How have all the factors above been brought together to estimate a fair value?
  • The analysts have a consensus price target of $5.45 for E.W. Scripps based on their expectations of its future earnings growth, profit margins and other risk factors. However, there is a degree of disagreement amongst analysts, with the most bullish reporting a price target of $10.0, and the most bearish reporting a price target of just $1.0.
  • In order for you to agree with the analyst's consensus, you'd need to believe that by 2028, revenues will be $2.2 billion, earnings will come to $189.9 million, and it would be trading on a PE ratio of 3.6x, assuming you use a discount rate of 11.4%.
  • Given the current share price of $2.23, the analyst price target of $5.45 is 59.1% higher. Despite analysts expecting the underlying buisness to decline, they seem to believe it's more valuable than what the market thinks.
  • We always encourage you to reach your own conclusions though.

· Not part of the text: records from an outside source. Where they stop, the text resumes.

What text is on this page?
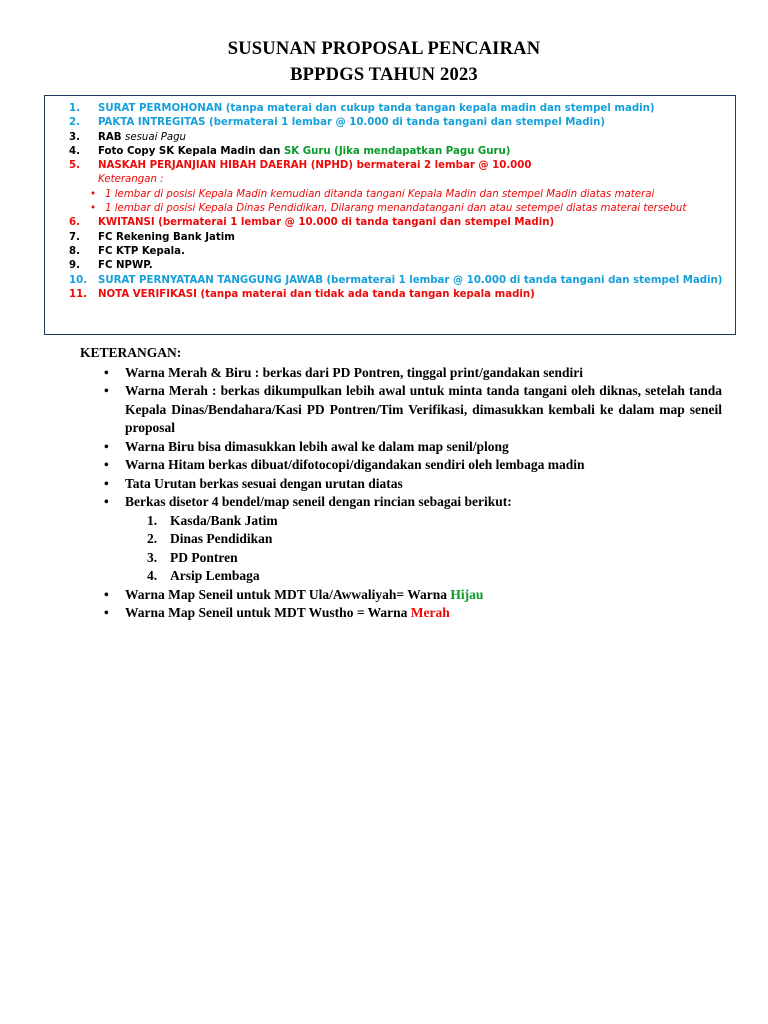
SUSUNAN PROPOSAL PENCAIRAN
BPPDGS TAHUN 2023
1.	SURAT PERMOHONAN (tanpa materai dan cukup tanda tangan kepala madin dan stempel madin)
2.	PAKTA INTREGITAS (bermaterai 1 lembar @ 10.000 di tanda tangani dan stempel Madin)
3.	RAB sesuai Pagu
4.	Foto Copy SK Kepala Madin dan SK Guru (Jika mendapatkan Pagu Guru)
5.	NASKAH PERJANJIAN HIBAH DAERAH (NPHD) bermaterai 2 lembar @ 10.000
Keterangan :
• 1 lembar di posisi Kepala Madin kemudian ditanda tangani Kepala Madin dan stempel Madin diatas materai
• 1 lembar di posisi Kepala Dinas Pendidikan, Dilarang menandatangani dan atau setempel diatas materai tersebut
6.	KWITANSI (bermaterai 1 lembar @ 10.000 di tanda tangani dan stempel Madin)
7.	FC Rekening Bank Jatim
8.	FC KTP Kepala.
9.	FC NPWP.
10.	SURAT PERNYATAAN TANGGUNG JAWAB (bermaterai 1 lembar @ 10.000 di tanda tangani dan stempel Madin)
11.	NOTA VERIFIKASI (tanpa materai dan tidak ada tanda tangan kepala madin)
KETERANGAN:
•	Warna Merah & Biru : berkas dari PD Pontren, tinggal print/gandakan sendiri
•	Warna Merah : berkas dikumpulkan lebih awal untuk minta tanda tangani oleh diknas, setelah tanda Kepala Dinas/Bendahara/Kasi PD Pontren/Tim Verifikasi, dimasukkan kembali ke dalam map seneil proposal
•	Warna Biru bisa dimasukkan lebih awal ke dalam map senil/plong
•	Warna Hitam berkas dibuat/difotocopi/digandakan sendiri oleh lembaga madin
•	Tata Urutan berkas sesuai dengan urutan diatas
•	Berkas disetor 4 bendel/map seneil dengan rincian sebagai berikut:
1. Kasda/Bank Jatim
2. Dinas Pendidikan
3. PD Pontren
4. Arsip Lembaga
•	Warna Map Seneil untuk MDT Ula/Awwaliyah= Warna Hijau
•	Warna Map Seneil untuk MDT Wustho = Warna Merah
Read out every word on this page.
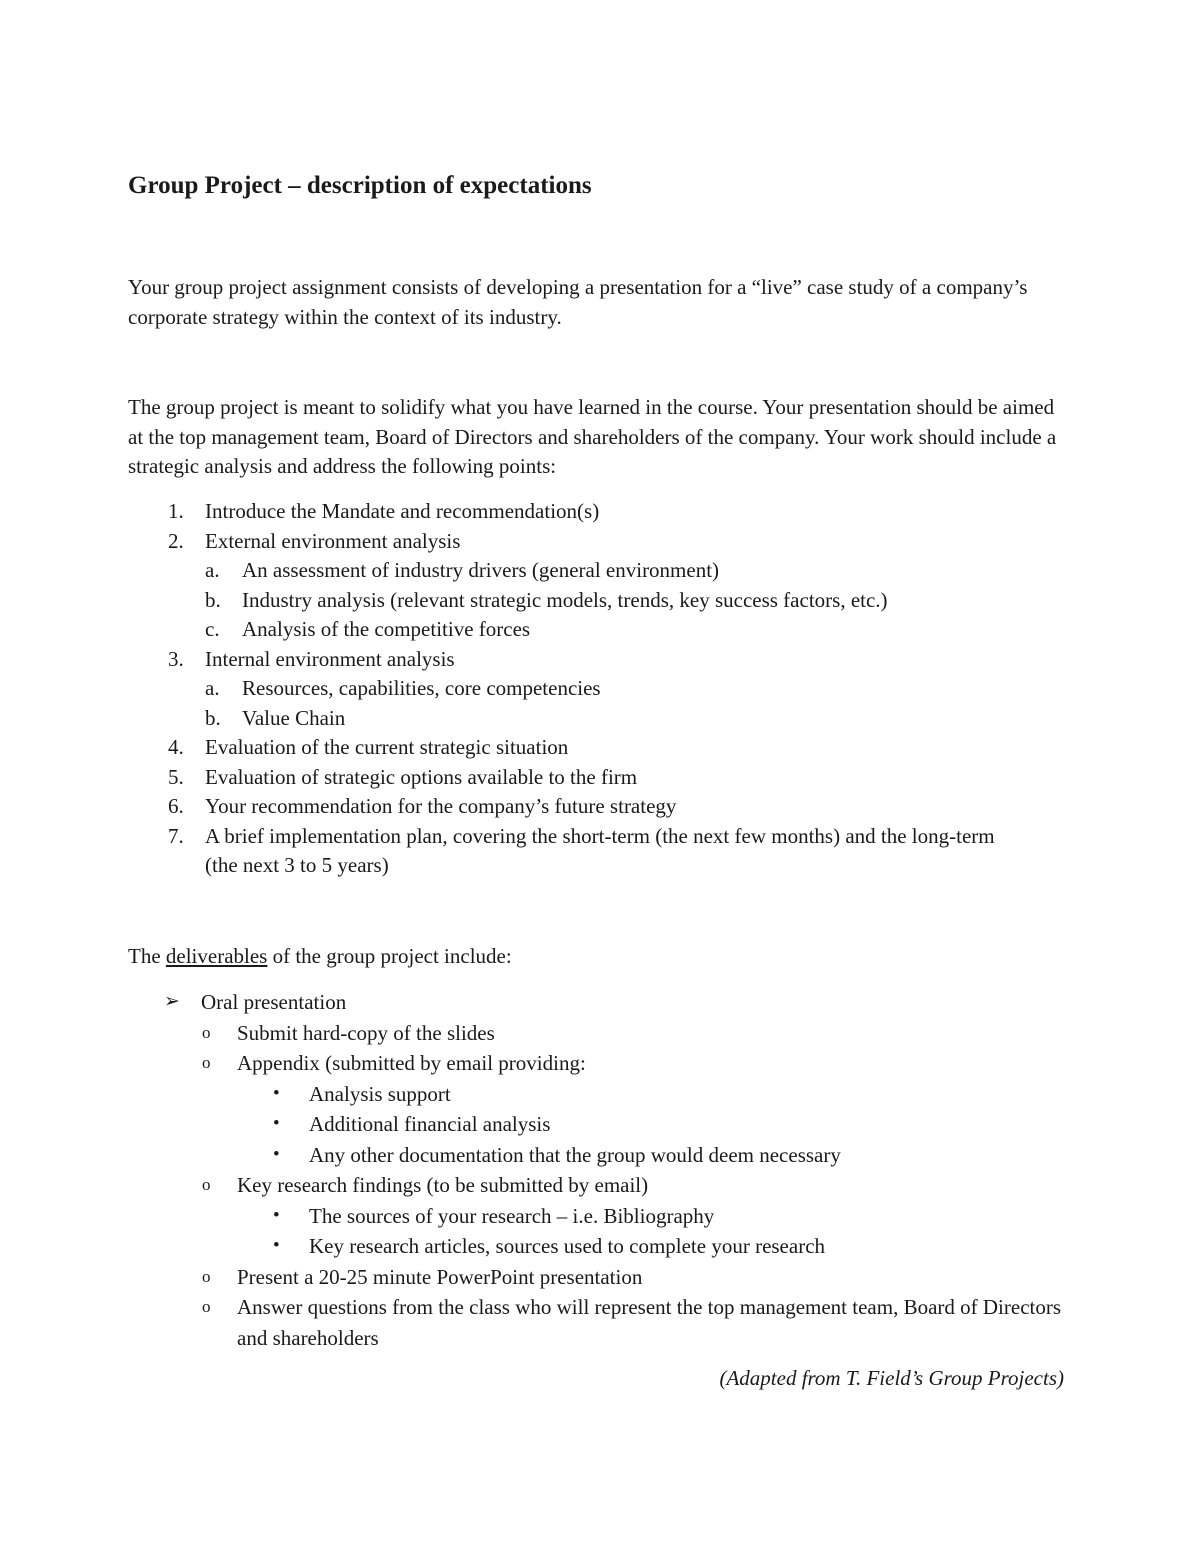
Group Project – description of expectations

Your group project assignment consists of developing a presentation for a “live” case study of a company’s corporate strategy within the context of its industry.

The group project is meant to solidify what you have learned in the course. Your presentation should be aimed at the top management team, Board of Directors and shareholders of the company. Your work should include a strategic analysis and address the following points:

1. Introduce the Mandate and recommendation(s)
2. External environment analysis
a. An assessment of industry drivers (general environment)
b. Industry analysis (relevant strategic models, trends, key success factors, etc.)
c. Analysis of the competitive forces
3. Internal environment analysis
a. Resources, capabilities, core competencies
b. Value Chain
4. Evaluation of the current strategic situation
5. Evaluation of strategic options available to the firm
6. Your recommendation for the company’s future strategy
7. A brief implementation plan, covering the short-term (the next few months) and the long-term (the next 3 to 5 years)

The deliverables of the group project include:

➢ Oral presentation
o Submit hard-copy of the slides
o Appendix (submitted by email providing:
• Analysis support
• Additional financial analysis
• Any other documentation that the group would deem necessary
o Key research findings (to be submitted by email)
• The sources of your research – i.e. Bibliography
• Key research articles, sources used to complete your research
o Present a 20-25 minute PowerPoint presentation
o Answer questions from the class who will represent the top management team, Board of Directors and shareholders

(Adapted from T. Field’s Group Projects)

So sense check these analyst numbers against your own assumptions and expectations based on your understanding of the business and what you believe is probable.

How well do narratives help inform your perspective?

Disclaimer

AnalystConsensusTarget is a tool utilizing a Large Language Model (LLM) that ingests data on consensus price targets, forecasted revenue and earnings figures, as well as the transcripts of earnings calls to produce qualitative analysis. The narratives produced by AnalystConsensusTarget are general in nature and are based solely on analyst data and publicly-available material published by the respective companies. These scenarios are not indicative of the company's future performance and are exploratory in nature. Simply Wall St has no position in the company(s) mentioned. Simply Wall St may provide the securities issuer or related entities with website advertising services for a fee, on an arm's length basis. These relationships have no impact on the way we conduct our business, the content we host, or how our content is served to users. The price targets and estimates used are consensus data, and do not constitute a recommendation to buy or sell any stock, and they do not take account of your objectives, or your financial situation. Note that AnalystConsensusTarget's analysis may not factor in the latest price-sensitive company announcements or qualitative material.